The plot above illustrates the comparison between Massachusetts' actual vaccination data and the logistic model. We see that this model fits the actual data pretty accurately. Using the beta function, we want to build a table with one row for each US state, including their names and three β values. But first, we need a list of all the state names and abbreviations for the new DataFrame.
['Alabama', 'Alaska', 'Arizona', 'Arkansas', 'California']
['AL', 'AK', 'AZ', 'AR', 'CA']
To make sure it's correct, we printed the first five state names and abbreviations inside each list. Next, we need a list of all three betas from every state inside the states list.
[38.19129854399601, 46.67701590793483, 47.68527115448869, 42.49499469720811, 63.78999988469429]

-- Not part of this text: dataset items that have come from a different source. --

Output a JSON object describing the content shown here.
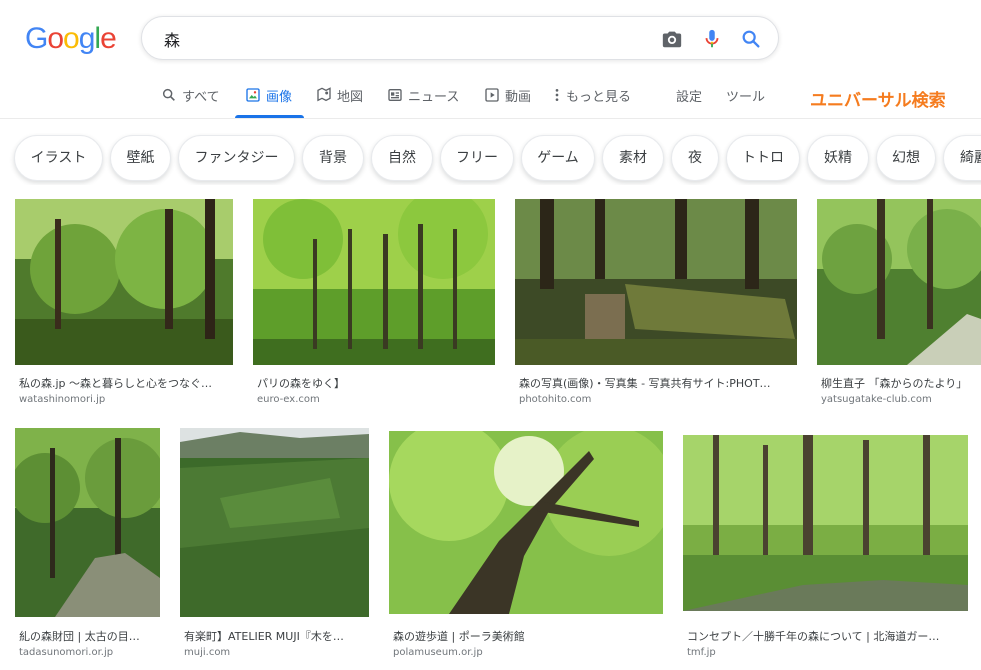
{
  "logo": {
    "letters": [
      "G",
      "o",
      "o",
      "g",
      "l",
      "e"
    ],
    "colors": [
      "#4285f4",
      "#ea4335",
      "#fbbc05",
      "#4285f4",
      "#34a853",
      "#ea4335"
    ]
  },
  "search": {
    "value": "森",
    "camera_icon": "camera-icon",
    "mic_icon": "mic-icon",
    "search_icon": "search-icon"
  },
  "tabs": [
    {
      "label": "すべて",
      "icon": "search-icon"
    },
    {
      "label": "画像",
      "icon": "image-icon"
    },
    {
      "label": "地図",
      "icon": "map-icon"
    },
    {
      "label": "ニュース",
      "icon": "news-icon"
    },
    {
      "label": "動画",
      "icon": "video-icon"
    },
    {
      "label": "もっと見る",
      "icon": "more-icon"
    }
  ],
  "tools": {
    "settings": "設定",
    "tools": "ツール"
  },
  "overlay": {
    "universal_search": "ユニバーサル検索",
    "color": "#f57c1f"
  },
  "chips": [
    "イラスト",
    "壁紙",
    "ファンタジー",
    "背景",
    "自然",
    "フリー",
    "ゲーム",
    "素材",
    "夜",
    "トトロ",
    "妖精",
    "幻想",
    "綺麗"
  ],
  "results": [
    {
      "title": "私の森.jp 〜森と暮らしと心をつなぐ…",
      "source": "watashinomori.jp"
    },
    {
      "title": "パリの森をゆく】",
      "source": "euro-ex.com"
    },
    {
      "title": "森の写真(画像)・写真集 - 写真共有サイト:PHOT…",
      "source": "photohito.com"
    },
    {
      "title": "柳生直子 「森からのたより」",
      "source": "yatsugatake-club.com"
    },
    {
      "title": "糺の森財団 | 太古の目…",
      "source": "tadasunomori.or.jp"
    },
    {
      "title": "有楽町】ATELIER MUJI『木を…",
      "source": "muji.com"
    },
    {
      "title": "森の遊歩道 | ポーラ美術館",
      "source": "polamuseum.or.jp"
    },
    {
      "title": "コンセプト／十勝千年の森について | 北海道ガー…",
      "source": "tmf.jp"
    }
  ]
}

[0.03912295477481297, 0.03609232128873301, 0.03984067061206364, 0.03684363636911797, 0.03720972881751967]
[60.50876153031706, 45.68956802408799, 60.52793622230523, 60.76325094896763, 74.55222353700192]
To make sure it's correct, we printed the first five values for each list β list. From those five lists, we can finally build our table with one row for each US state.
DataFrame 'df_beta' outputs the abbreviation, β0, β1, and β2 for each state. However, it's not done yet. We need to merge each state's political alignment and rename columns for consistency.
The 'df_final' now outputs the abbreviation, β0, β1, β2, and percentage votes on the 2016 elections for each state. From this DataFrame, we want to use a correlation coefficient heat map to visualize the result, and explain which pairs of variables correlate the most, and to what degree.
The correlation coefficient heat map outputs the correlation of every variable between -1 and 1. The highest/lowest degree of correlation was seen between Donald Trump voters and the maximum number of vaccinations achieved so far (-0.85). In other words, as the maximum number of vaccinations increase, the number of Trump voters decrease. Being the most significant correlation, we want to conduct a null hypothesis test on whether β0 is the same for Donald Trump and Hillary Clinton voters. First, we define both high and low Trump vote percentages, making sure there are no NaN values.
No output indicates no errors, or success. Now, using both high and low percentages, we can finally conduct our t-test.
6.02236572415464e-08
True as the 't_test' output indicates that our p-value is less than alpha at 5%. As the result is statistically significant, we can reject the null hypothesis, and conclude that the maximum number of vaccinations achieved so far are different for Trump and Hillary voters.